Nehal Vora, CEO de CDSL, a expliqué que la nouvelle structure accélérée, centralisée et numérisée de la connaissance clientèle (KYC) allait faciliter l’échange de titres locaux pour les investisseurs. En raison de ces changements, les FPI peuvent maintenant nommer un deuxième courtier sans avoir à renouveler l’intégralité du processus de KYC.

La création de GIFT (Gujarat International Finance Tec) City devrait également accroître l’intérêt des investisseurs étrangers pour le marché indien. GIFT City est un centre de services financiers internationaux (IFSC) établi récemment, que les autorités indiennes espèrent voir faire concurrence aux grands centres régionaux comme Singapour et Hong Kong. Nehal Vora a déclaré que GIFT City offrirait un certain nombre d’avantages stratégiques pour les institutions étrangères. Tout d’abord, l’ensemble des opérations de trading et de règlement qui se produisent à GIFT City sont réalisées en dollars US, ce qui élimine tout risque de change. En plus de soutenir le trading d’une gamme plus large de produits d’investissement financier, Nehal Vora a expliqué que le régime réglementaire à GIFT City était libéral, avant d’ajouter que les entreprises qui chercheraient à s’établir au sein de l’IFSC bénéficieraient d’une fiscalité réduite pour une période relative longue.

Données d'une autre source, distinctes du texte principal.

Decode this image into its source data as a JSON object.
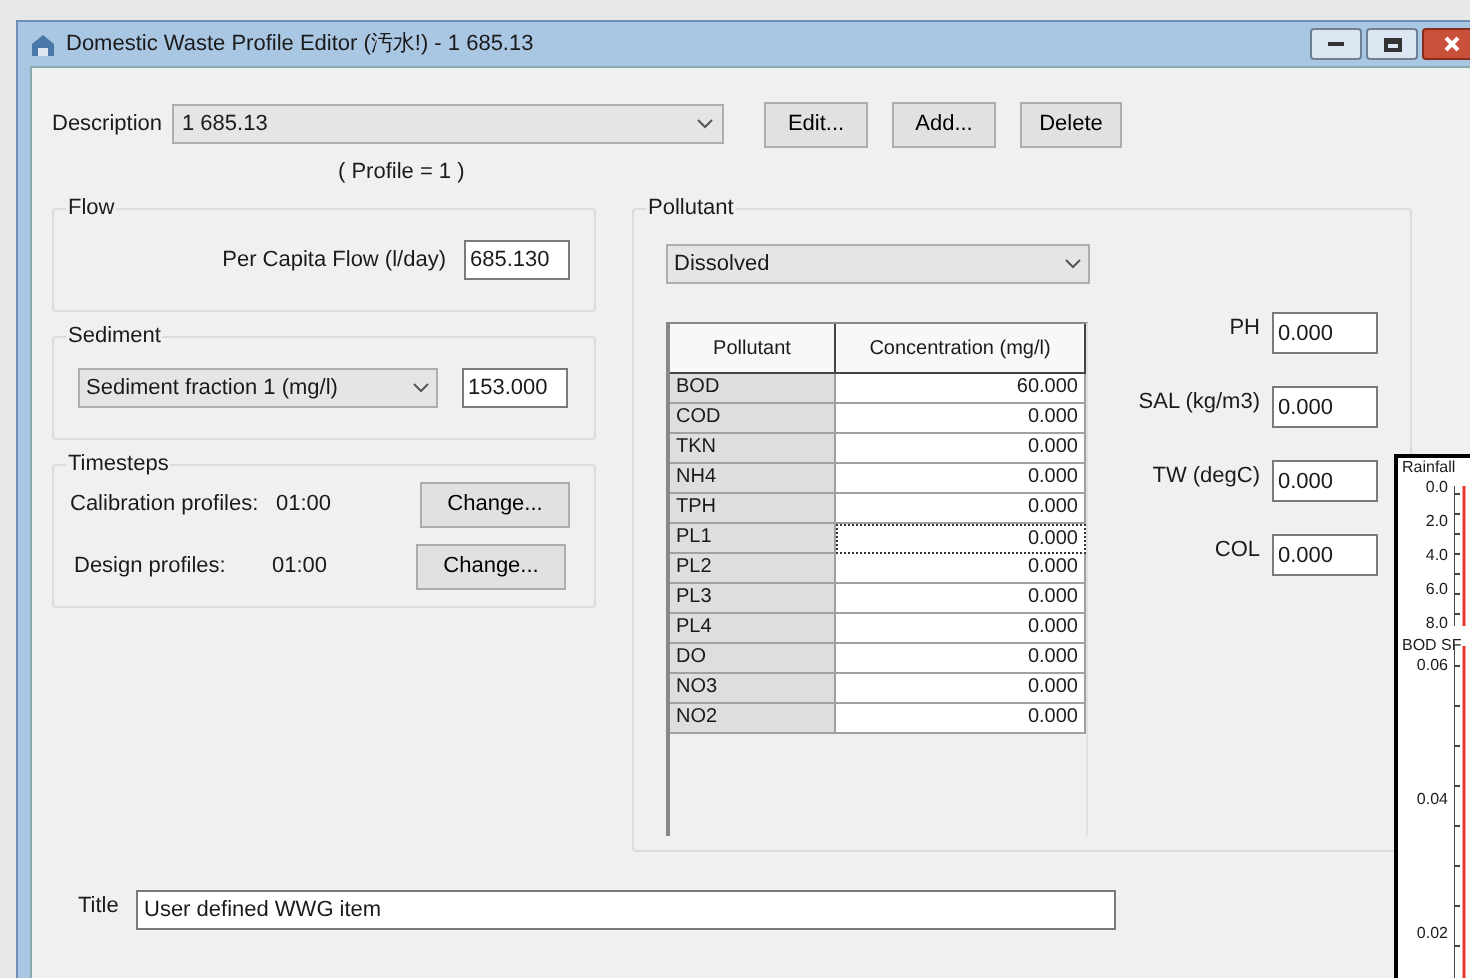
{
  "window": {
    "title": "Domestic Waste Profile Editor (汚水!) - 1 685.13"
  },
  "description": {
    "label": "Description",
    "value": "1 685.13",
    "profile_note": "( Profile = 1 )"
  },
  "buttons": [
    "Edit...",
    "Add...",
    "Delete"
  ],
  "flow": {
    "title": "Flow",
    "label": "Per Capita Flow (l/day)",
    "value": "685.130"
  },
  "sediment": {
    "title": "Sediment",
    "selection": "Sediment fraction 1 (mg/l)",
    "value": "153.000"
  },
  "timesteps": {
    "title": "Timesteps",
    "rows": [
      {
        "label": "Calibration profiles:",
        "value": "01:00",
        "button": "Change..."
      },
      {
        "label": "Design profiles:",
        "value": "01:00",
        "button": "Change..."
      }
    ]
  },
  "pollutant": {
    "title": "Pollutant",
    "selection": "Dissolved",
    "table": {
      "columns": [
        "Pollutant",
        "Concentration (mg/l)"
      ],
      "rows": [
        {
          "name": "BOD",
          "value": "60.000",
          "selected": false
        },
        {
          "name": "COD",
          "value": "0.000",
          "selected": false
        },
        {
          "name": "TKN",
          "value": "0.000",
          "selected": false
        },
        {
          "name": "NH4",
          "value": "0.000",
          "selected": false
        },
        {
          "name": "TPH",
          "value": "0.000",
          "selected": false
        },
        {
          "name": "PL1",
          "value": "0.000",
          "selected": true
        },
        {
          "name": "PL2",
          "value": "0.000",
          "selected": false
        },
        {
          "name": "PL3",
          "value": "0.000",
          "selected": false
        },
        {
          "name": "PL4",
          "value": "0.000",
          "selected": false
        },
        {
          "name": "DO",
          "value": "0.000",
          "selected": false
        },
        {
          "name": "NO3",
          "value": "0.000",
          "selected": false
        },
        {
          "name": "NO2",
          "value": "0.000",
          "selected": false
        }
      ]
    },
    "fields": [
      {
        "label": "PH",
        "value": "0.000"
      },
      {
        "label": "SAL (kg/m3)",
        "value": "0.000"
      },
      {
        "label": "TW (degC)",
        "value": "0.000"
      },
      {
        "label": "COL",
        "value": "0.000"
      }
    ]
  },
  "title_field": {
    "label": "Title",
    "value": "User defined WWG item"
  },
  "background_chart": {
    "top_label": "Rainfall",
    "top_ticks": [
      "0.0",
      "2.0",
      "4.0",
      "6.0",
      "8.0"
    ],
    "bottom_label": "BOD SF",
    "bottom_ticks": [
      "0.06",
      "0.04",
      "0.02"
    ]
  }
}
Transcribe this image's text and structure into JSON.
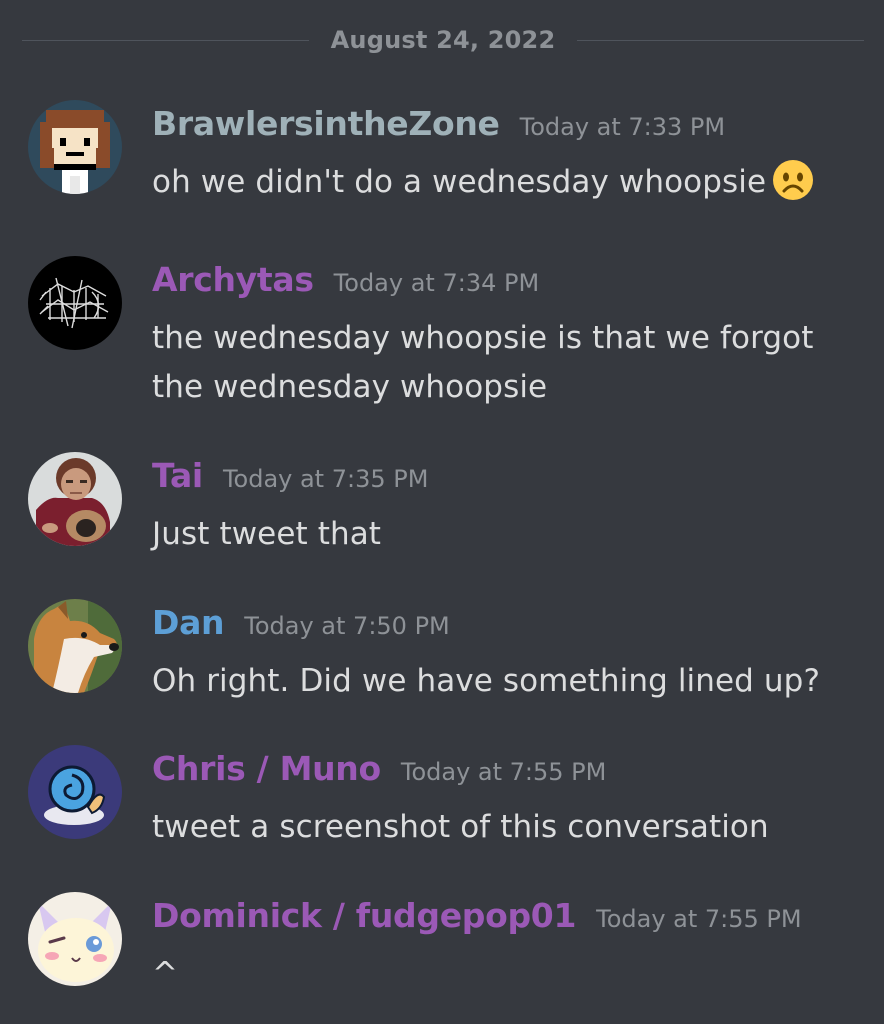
{
  "date_divider": "August 24, 2022",
  "colors": {
    "background": "#36393f",
    "username_purple": "#9b59b6",
    "username_blue": "#5d9fd6",
    "timestamp": "#8e9297",
    "text": "#dcddde"
  },
  "messages": [
    {
      "username": "BrawlersintheZone",
      "username_color": "#9fb1b8",
      "timestamp": "Today at 7:33 PM",
      "lines": [
        "oh we didn't do a wednesday whoopsie"
      ],
      "emoji": "frowning-face-icon",
      "avatar": "pixel-character-avatar"
    },
    {
      "username": "Archytas",
      "username_color": "#9b59b6",
      "timestamp": "Today at 7:34 PM",
      "lines": [
        "the wednesday whoopsie is that we forgot",
        "the wednesday whoopsie"
      ],
      "avatar": "sketch-drawing-avatar"
    },
    {
      "username": "Tai",
      "username_color": "#9b59b6",
      "timestamp": "Today at 7:35 PM",
      "lines": [
        "Just tweet that"
      ],
      "avatar": "person-with-dog-avatar"
    },
    {
      "username": "Dan",
      "username_color": "#5d9fd6",
      "timestamp": "Today at 7:50 PM",
      "lines": [
        "Oh right. Did we have something lined up?"
      ],
      "avatar": "corgi-dog-avatar"
    },
    {
      "username": "Chris / Muno",
      "username_color": "#9b59b6",
      "timestamp": "Today at 7:55 PM",
      "lines": [
        "tweet a screenshot of this conversation"
      ],
      "avatar": "blue-snail-avatar"
    },
    {
      "username": "Dominick / fudgepop01",
      "username_color": "#9b59b6",
      "timestamp": "Today at 7:55 PM",
      "lines": [
        "^"
      ],
      "avatar": "anime-cat-avatar"
    }
  ]
}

Bien que le marché indien ait réalisé un certain nombre d’avancées significatives, il reste confronté à des difficultés. En début d’année, le Securities Exchange Board of India (SEBI) a annoncé qu’il envisageait d’opérer une transition d’un cycle de règlement T+2 vers T+1, une proposition qui a suscité une opposition généralisée des FPI. Bien que T+1 soit une perspective attrayante pour les investisseurs locaux, ce cycle de règlement forcerait les FPI à préfinancer leurs opérations, entraînant un risque de règlement accru, a reconnu Stewart Gladstone, Head of Segment & Solutions, Financial Intermediaries & Banks chez SGSS. Nehal Vora a néanmoins estimé que l’autorité de régulation ne rendra pas le T+1 obligatoire pour tous les investisseurs et devrait permettre aux FPI de continuer de régler à T+2 s’ils le préfèrent.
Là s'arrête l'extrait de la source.